Solomine l’interrompit d’un geste.

« Ne vous agitez pas. Asseyez-vous, je vais m’asseoir aussi. Vous aussi, Néjdanof, asseyez-vous. Écoutez : s’il n’y a pas d’autre motif que celui-là, ce n’est pas la peine de partir encore. L’œuvre dont il s’agit commencera plus tard que vous ne pensez. Un peu de prudence ne gâtera rien. Il n’y a pas à se précipiter en avant comme cela, tête baissée. Croyez-moi. »

Marianne s’assit et s’enveloppa dans un grand plaid qu’elle avait jeté sur ses épaules.

« Mais je ne peux pas rester ici plus longtemps ! Ici, tout le monde m’insulte. Aujourd’hui encore, cette folle d’Anna ne m’a-t-elle pas dit devant Kolia, en faisant allusion à mon père, que la pomme tombe toujours près du pommier ? Kolia, étonné, a demandé ce que cela voulait dire. Quant à Mme  Sipiaguine, je n’en parle même pas ! »

Solomine l’interrompit de nouveau, cette fois, en souriant. Marianne sentit bien qu’il se raillait un peu d’elle, mais le sourire de Solomine ne pouvait jamais blesser personne.

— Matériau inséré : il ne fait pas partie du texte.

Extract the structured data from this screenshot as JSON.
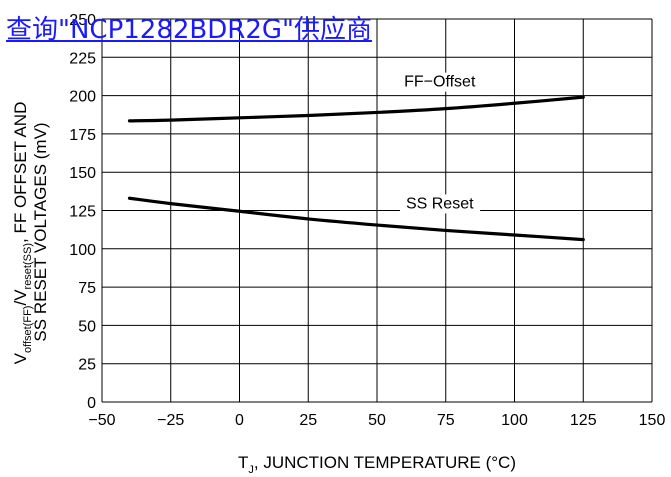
{
  "overlay_link": {
    "text": "查询\"NCP1282BDR2G\"供应商",
    "color": "#1a1aff"
  },
  "chart_data": {
    "type": "line",
    "xlabel": "T_J, JUNCTION TEMPERATURE (°C)",
    "ylabel_line1": "V_offset(FF)/V_reset(SS), FF OFFSET AND",
    "ylabel_line2": "SS RESET VOLTAGES (mV)",
    "xlim": [
      -50,
      150
    ],
    "ylim": [
      0,
      250
    ],
    "xticks": [
      -50,
      -25,
      0,
      25,
      50,
      75,
      100,
      125,
      150
    ],
    "xtick_labels": [
      "−50",
      "−25",
      "0",
      "25",
      "50",
      "75",
      "100",
      "125",
      "150"
    ],
    "yticks": [
      0,
      25,
      50,
      75,
      100,
      125,
      150,
      175,
      200,
      225,
      250
    ],
    "ytick_labels": [
      "0",
      "25",
      "50",
      "75",
      "100",
      "125",
      "150",
      "175",
      "200",
      "225",
      "250"
    ],
    "grid": true,
    "series": [
      {
        "name": "FF−Offset",
        "x": [
          -40,
          -25,
          0,
          25,
          50,
          75,
          100,
          125
        ],
        "y": [
          183.5,
          184,
          185.5,
          187,
          189,
          191.5,
          195,
          199
        ]
      },
      {
        "name": "SS Reset",
        "x": [
          -40,
          -25,
          0,
          25,
          50,
          75,
          100,
          125
        ],
        "y": [
          133,
          129.5,
          124.5,
          119.5,
          115.5,
          112,
          109,
          106
        ]
      }
    ]
  }
}
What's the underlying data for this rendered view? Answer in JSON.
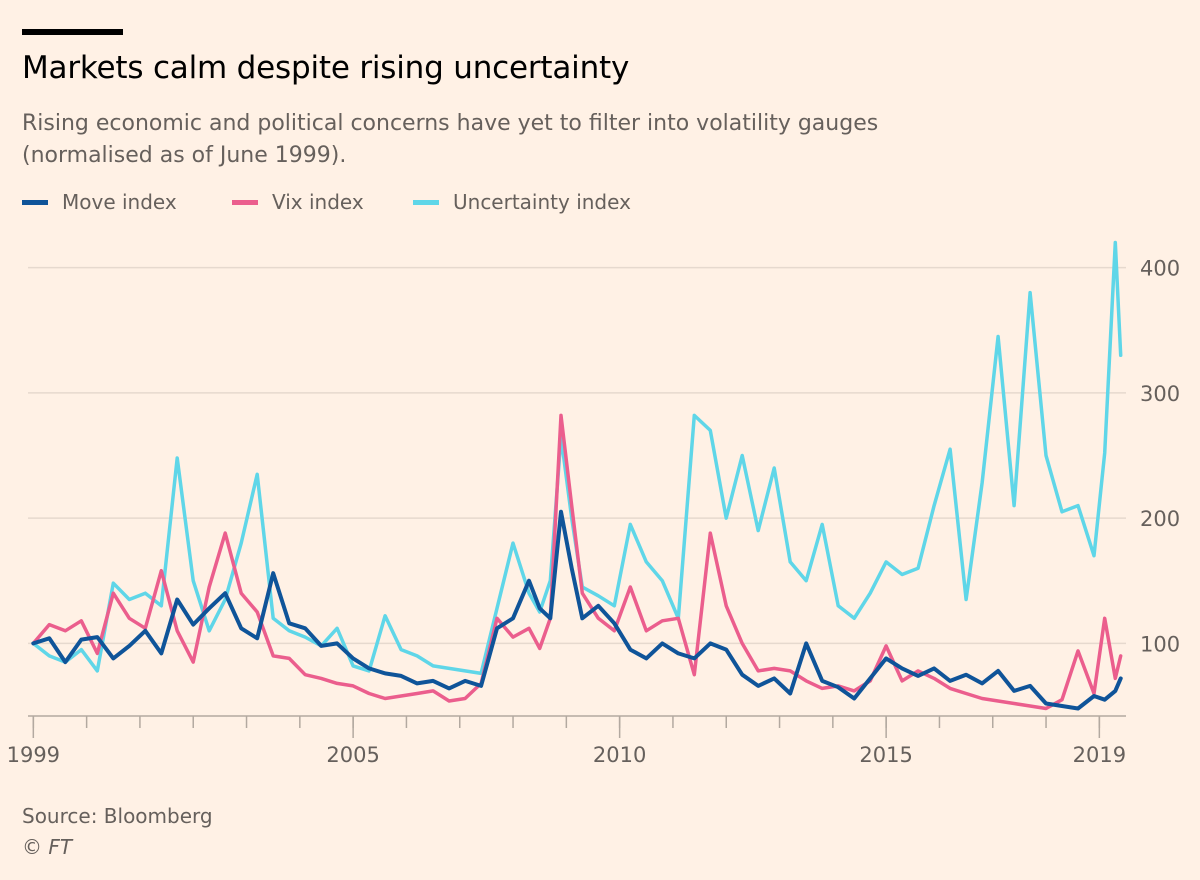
{
  "title": "Markets calm despite rising uncertainty",
  "subtitle": "Rising economic and political concerns have yet to filter into volatility gauges (normalised as of June 1999).",
  "source": "Source: Bloomberg",
  "credit": "© FT",
  "colors": {
    "background": "#fff1e5",
    "move": "#0f5499",
    "vix": "#eb5e8d",
    "uncertainty": "#5fd6e8",
    "grid": "#e6d9ce",
    "axis": "#66605c"
  },
  "chart_data": {
    "type": "line",
    "title": "Markets calm despite rising uncertainty",
    "xlabel": "",
    "ylabel": "",
    "x_tick_labels": [
      "1999",
      "2005",
      "2010",
      "2015",
      "2019"
    ],
    "x_ticks": [
      1999,
      2005,
      2010,
      2015,
      2019
    ],
    "xlim": [
      1998.9,
      2019.5
    ],
    "y_tick_labels": [
      "100",
      "200",
      "300",
      "400"
    ],
    "y_ticks": [
      100,
      200,
      300,
      400
    ],
    "ylim": [
      42,
      430
    ],
    "grid": "horizontal",
    "legend_position": "top-left",
    "series": [
      {
        "name": "Move index",
        "color": "#0f5499",
        "x": [
          1999.0,
          1999.3,
          1999.6,
          1999.9,
          2000.2,
          2000.5,
          2000.8,
          2001.1,
          2001.4,
          2001.7,
          2002.0,
          2002.3,
          2002.6,
          2002.9,
          2003.2,
          2003.5,
          2003.8,
          2004.1,
          2004.4,
          2004.7,
          2005.0,
          2005.3,
          2005.6,
          2005.9,
          2006.2,
          2006.5,
          2006.8,
          2007.1,
          2007.4,
          2007.7,
          2008.0,
          2008.3,
          2008.5,
          2008.7,
          2008.9,
          2009.1,
          2009.3,
          2009.6,
          2009.9,
          2010.2,
          2010.5,
          2010.8,
          2011.1,
          2011.4,
          2011.7,
          2012.0,
          2012.3,
          2012.6,
          2012.9,
          2013.2,
          2013.5,
          2013.8,
          2014.1,
          2014.4,
          2014.7,
          2015.0,
          2015.3,
          2015.6,
          2015.9,
          2016.2,
          2016.5,
          2016.8,
          2017.1,
          2017.4,
          2017.7,
          2018.0,
          2018.3,
          2018.6,
          2018.9,
          2019.1,
          2019.3,
          2019.4
        ],
        "values": [
          100,
          104,
          85,
          103,
          105,
          88,
          98,
          110,
          92,
          135,
          115,
          128,
          140,
          112,
          104,
          156,
          116,
          112,
          98,
          100,
          88,
          80,
          76,
          74,
          68,
          70,
          64,
          70,
          66,
          112,
          120,
          150,
          128,
          120,
          205,
          160,
          120,
          130,
          116,
          95,
          88,
          100,
          92,
          88,
          100,
          95,
          75,
          66,
          72,
          60,
          100,
          70,
          65,
          56,
          72,
          88,
          80,
          74,
          80,
          70,
          75,
          68,
          78,
          62,
          66,
          52,
          50,
          48,
          58,
          55,
          62,
          72
        ]
      },
      {
        "name": "Vix index",
        "color": "#eb5e8d",
        "x": [
          1999.0,
          1999.3,
          1999.6,
          1999.9,
          2000.2,
          2000.5,
          2000.8,
          2001.1,
          2001.4,
          2001.7,
          2002.0,
          2002.3,
          2002.6,
          2002.9,
          2003.2,
          2003.5,
          2003.8,
          2004.1,
          2004.4,
          2004.7,
          2005.0,
          2005.3,
          2005.6,
          2005.9,
          2006.2,
          2006.5,
          2006.8,
          2007.1,
          2007.4,
          2007.7,
          2008.0,
          2008.3,
          2008.5,
          2008.7,
          2008.9,
          2009.1,
          2009.3,
          2009.6,
          2009.9,
          2010.2,
          2010.5,
          2010.8,
          2011.1,
          2011.4,
          2011.7,
          2012.0,
          2012.3,
          2012.6,
          2012.9,
          2013.2,
          2013.5,
          2013.8,
          2014.1,
          2014.4,
          2014.7,
          2015.0,
          2015.3,
          2015.6,
          2015.9,
          2016.2,
          2016.5,
          2016.8,
          2017.1,
          2017.4,
          2017.7,
          2018.0,
          2018.3,
          2018.6,
          2018.9,
          2019.1,
          2019.3,
          2019.4
        ],
        "values": [
          100,
          115,
          110,
          118,
          92,
          140,
          120,
          112,
          158,
          110,
          85,
          145,
          188,
          140,
          125,
          90,
          88,
          75,
          72,
          68,
          66,
          60,
          56,
          58,
          60,
          62,
          54,
          56,
          68,
          120,
          105,
          112,
          96,
          120,
          282,
          210,
          140,
          120,
          110,
          145,
          110,
          118,
          120,
          75,
          188,
          130,
          100,
          78,
          80,
          78,
          70,
          64,
          66,
          62,
          70,
          98,
          70,
          78,
          72,
          64,
          60,
          56,
          54,
          52,
          50,
          48,
          55,
          94,
          60,
          120,
          72,
          90
        ]
      },
      {
        "name": "Uncertainty index",
        "color": "#5fd6e8",
        "x": [
          1999.0,
          1999.3,
          1999.6,
          1999.9,
          2000.2,
          2000.5,
          2000.8,
          2001.1,
          2001.4,
          2001.7,
          2002.0,
          2002.3,
          2002.6,
          2002.9,
          2003.2,
          2003.5,
          2003.8,
          2004.1,
          2004.4,
          2004.7,
          2005.0,
          2005.3,
          2005.6,
          2005.9,
          2006.2,
          2006.5,
          2006.8,
          2007.1,
          2007.4,
          2007.7,
          2008.0,
          2008.3,
          2008.5,
          2008.7,
          2008.9,
          2009.1,
          2009.3,
          2009.6,
          2009.9,
          2010.2,
          2010.5,
          2010.8,
          2011.1,
          2011.4,
          2011.7,
          2012.0,
          2012.3,
          2012.6,
          2012.9,
          2013.2,
          2013.5,
          2013.8,
          2014.1,
          2014.4,
          2014.7,
          2015.0,
          2015.3,
          2015.6,
          2015.9,
          2016.2,
          2016.5,
          2016.8,
          2017.1,
          2017.4,
          2017.7,
          2018.0,
          2018.3,
          2018.6,
          2018.9,
          2019.1,
          2019.3,
          2019.4
        ],
        "values": [
          100,
          90,
          85,
          95,
          78,
          148,
          135,
          140,
          130,
          248,
          150,
          110,
          135,
          180,
          235,
          120,
          110,
          105,
          98,
          112,
          82,
          78,
          122,
          95,
          90,
          82,
          80,
          78,
          76,
          128,
          180,
          140,
          125,
          150,
          265,
          200,
          145,
          138,
          130,
          195,
          165,
          150,
          120,
          282,
          270,
          200,
          250,
          190,
          240,
          165,
          150,
          195,
          130,
          120,
          140,
          165,
          155,
          160,
          210,
          255,
          135,
          228,
          345,
          210,
          380,
          250,
          205,
          210,
          170,
          252,
          420,
          330
        ]
      }
    ]
  }
}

« Qu’est-ce qui vous prend, chère demoiselle ? Je ne connais ni cette Anna, ni ce pommier auquel vous faites allusion… Mais quoi ? une sotte femme vous dit une sotte parole, et vous ne pouvez pas supporter cela ? Comment ferez-vous donc pour vivre ? Le monde entier est bâti sur les sottes gens ! Non ; cette raison-là n’est pas bonne. En auriez-vous une autre ?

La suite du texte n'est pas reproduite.